Search code examples
apache-sparkmachine-learningpysparkapache-spark-mlliblogistic-regression

How to print the probability of prediction in LogisticRegressionWithLBFGS for pyspark


I am using Spark 1.5.1 and, In pyspark, after I fit the model using:

model = LogisticRegressionWithLBFGS.train(parsedData)
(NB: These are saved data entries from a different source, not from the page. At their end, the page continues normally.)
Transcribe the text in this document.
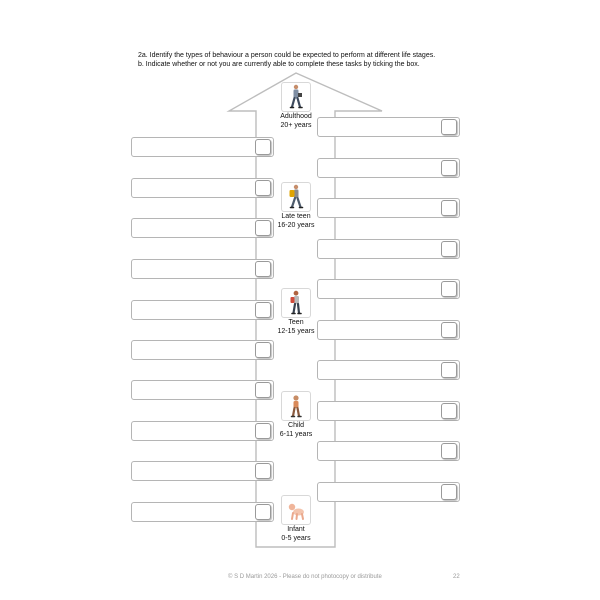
2a. Identify the types of behaviour a person could be expected to perform at different life stages.
b. Indicate whether or not you are currently able to complete these tasks by ticking the box.
Adulthood
20+ years
Late teen
16-20 years
Teen
12-15 years
Child
6-11 years
Infant
0-5 years
© S D Martin 2026 - Please do not photocopy or distribute	22
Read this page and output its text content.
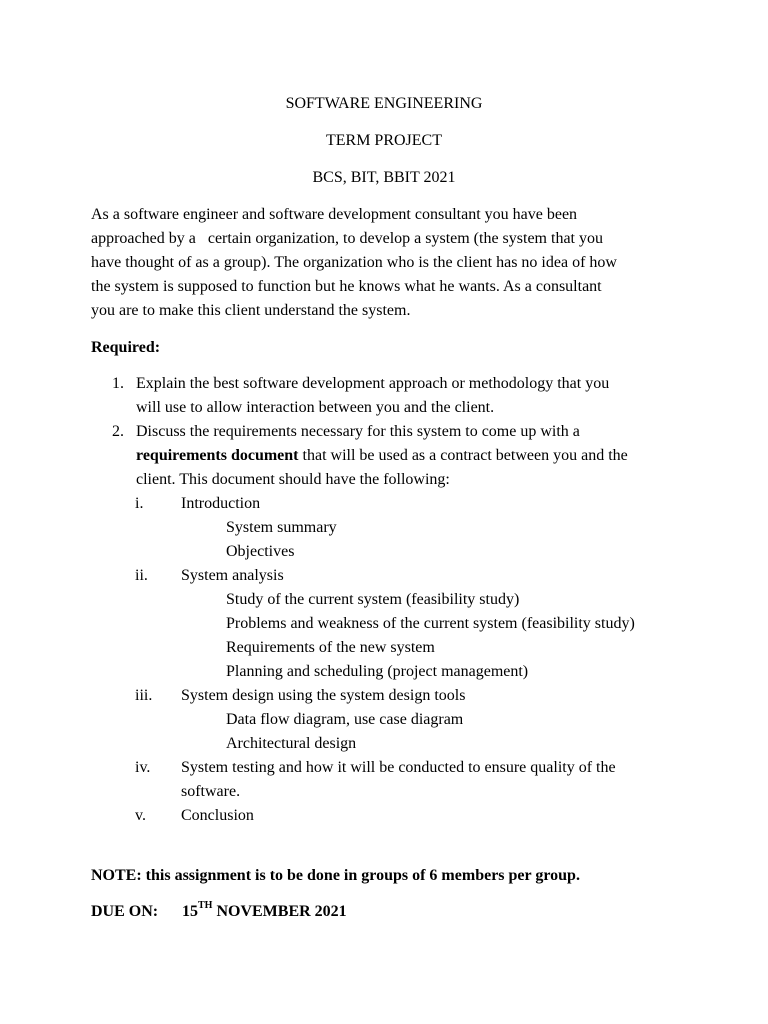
SOFTWARE ENGINEERING
TERM PROJECT
BCS, BIT, BBIT 2021
As a software engineer and software development consultant you have been
approached by a   certain organization, to develop a system (the system that you
have thought of as a group). The organization who is the client has no idea of how
the system is supposed to function but he knows what he wants. As a consultant
you are to make this client understand the system.
Required:
1. Explain the best software development approach or methodology that you
will use to allow interaction between you and the client.
2. Discuss the requirements necessary for this system to come up with a
requirements document that will be used as a contract between you and the
client. This document should have the following:
i. Introduction
System summary
Objectives
ii. System analysis
Study of the current system (feasibility study)
Problems and weakness of the current system (feasibility study)
Requirements of the new system
Planning and scheduling (project management)
iii. System design using the system design tools
Data flow diagram, use case diagram
Architectural design
iv. System testing and how it will be conducted to ensure quality of the
software.
v. Conclusion
NOTE: this assignment is to be done in groups of 6 members per group.
DUE ON: 15TH NOVEMBER 2021
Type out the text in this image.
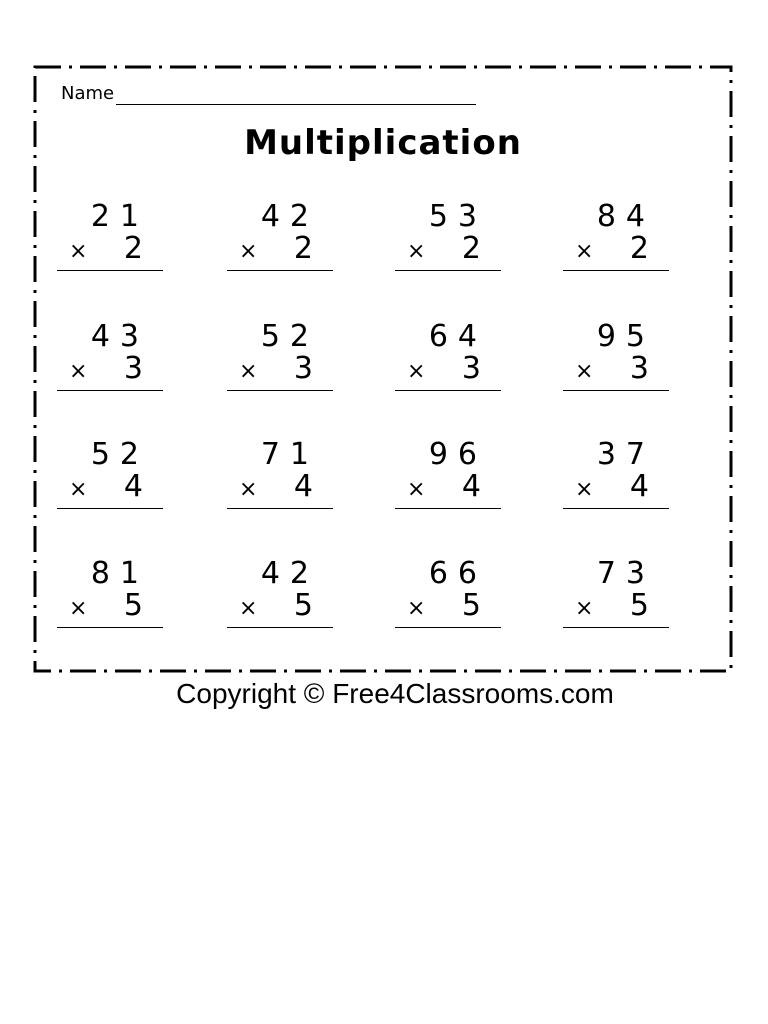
Name
Multiplication
21
× 2
42
× 2
53
× 2
84
× 2
43
× 3
52
× 3
64
× 3
95
× 3
52
× 4
71
× 4
96
× 4
37
× 4
81
× 5
42
× 5
66
× 5
73
× 5
Copyright © Free4Classrooms.com
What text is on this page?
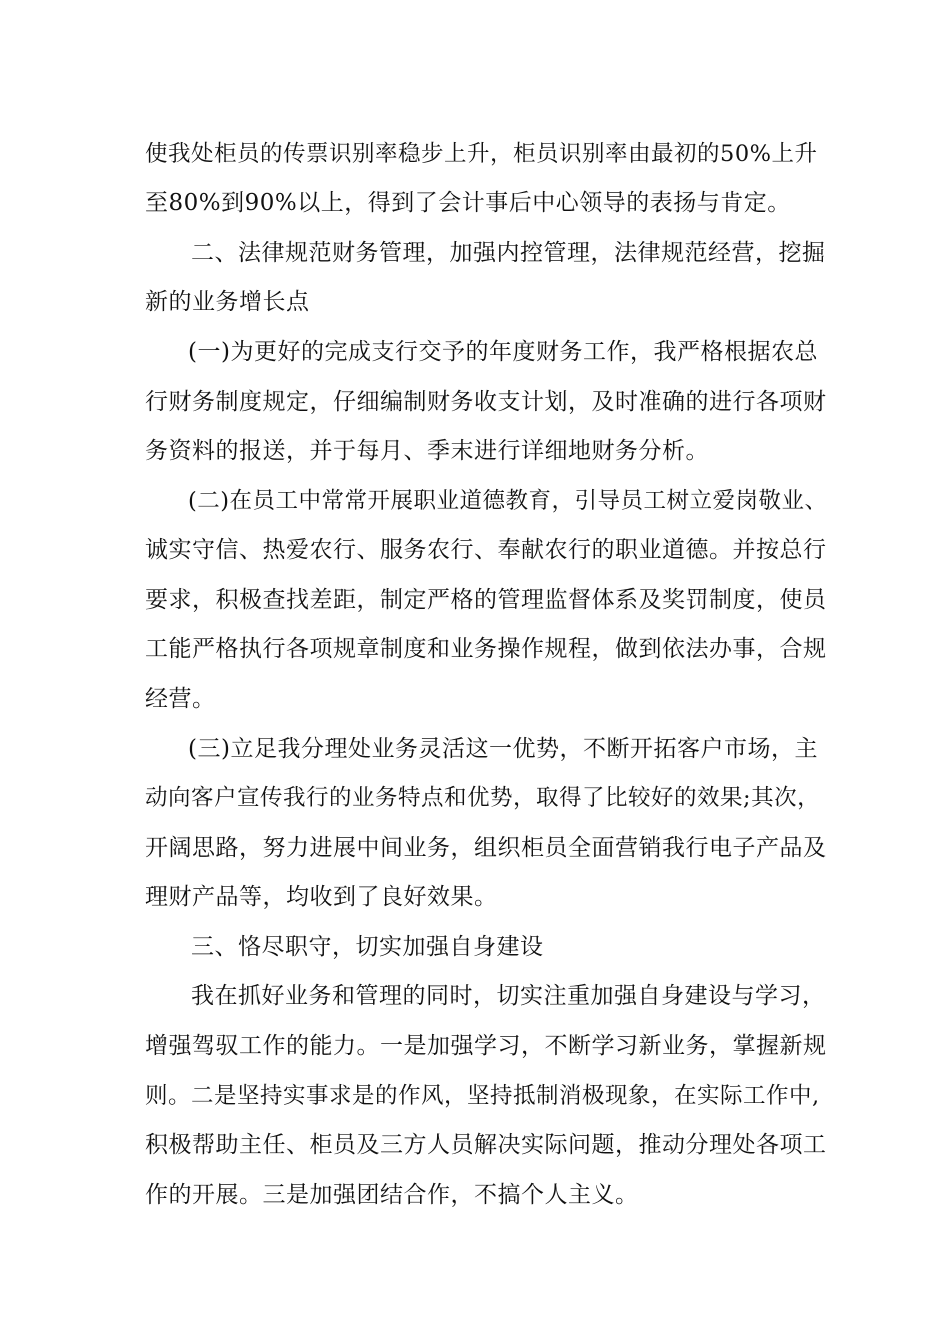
使我处柜员的传票识别率稳步上升，柜员识别率由最初的50%上升
至80%到90%以上，得到了会计事后中心领导的表扬与肯定。
二、法律规范财务管理，加强内控管理，法律规范经营，挖掘
新的业务增长点
(一)为更好的完成支行交予的年度财务工作，我严格根据农总
行财务制度规定，仔细编制财务收支计划，及时准确的进行各项财
务资料的报送，并于每月、季末进行详细地财务分析。
(二)在员工中常常开展职业道德教育，引导员工树立爱岗敬业、
诚实守信、热爱农行、服务农行、奉献农行的职业道德。并按总行
要求，积极查找差距，制定严格的管理监督体系及奖罚制度，使员
工能严格执行各项规章制度和业务操作规程，做到依法办事，合规
经营。
(三)立足我分理处业务灵活这一优势，不断开拓客户市场，主
动向客户宣传我行的业务特点和优势，取得了比较好的效果;其次，
开阔思路，努力进展中间业务，组织柜员全面营销我行电子产品及
理财产品等，均收到了良好效果。
三、恪尽职守，切实加强自身建设
我在抓好业务和管理的同时，切实注重加强自身建设与学习，
增强驾驭工作的能力。一是加强学习，不断学习新业务，掌握新规
则。二是坚持实事求是的作风，坚持抵制消极现象，在实际工作中,
积极帮助主任、柜员及三方人员解决实际问题，推动分理处各项工
作的开展。三是加强团结合作，不搞个人主义。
I can print the prediction using:

model.predict(p.features)

Is there a function to print the probability score also along with the prediction?


Solution

  • You have to clear the threshold first, and this works only for binary classification:

     from pyspark.mllib.classification import LogisticRegressionWithLBFGS, LogisticRegressionModel
     from pyspark.mllib.regression import LabeledPoint
    
     parsed_data = [LabeledPoint(0.0, [4.6,3.6,1.0,0.2]),
                    LabeledPoint(0.0, [5.7,4.4,1.5,0.4]),
                    LabeledPoint(1.0, [6.7,3.1,4.4,1.4]),
                    LabeledPoint(0.0, [4.8,3.4,1.6,0.2]),
                    LabeledPoint(1.0, [4.4,3.2,1.3,0.2])]   
    
     model = LogisticRegressionWithLBFGS.train(sc.parallelize(parsed_data))
     model.threshold
     # 0.5
     model.predict(parsed_data[2].features)
     # 1
    
     model.clearThreshold()
     model.predict(parsed_data[2].features)
     # 0.9873840020002339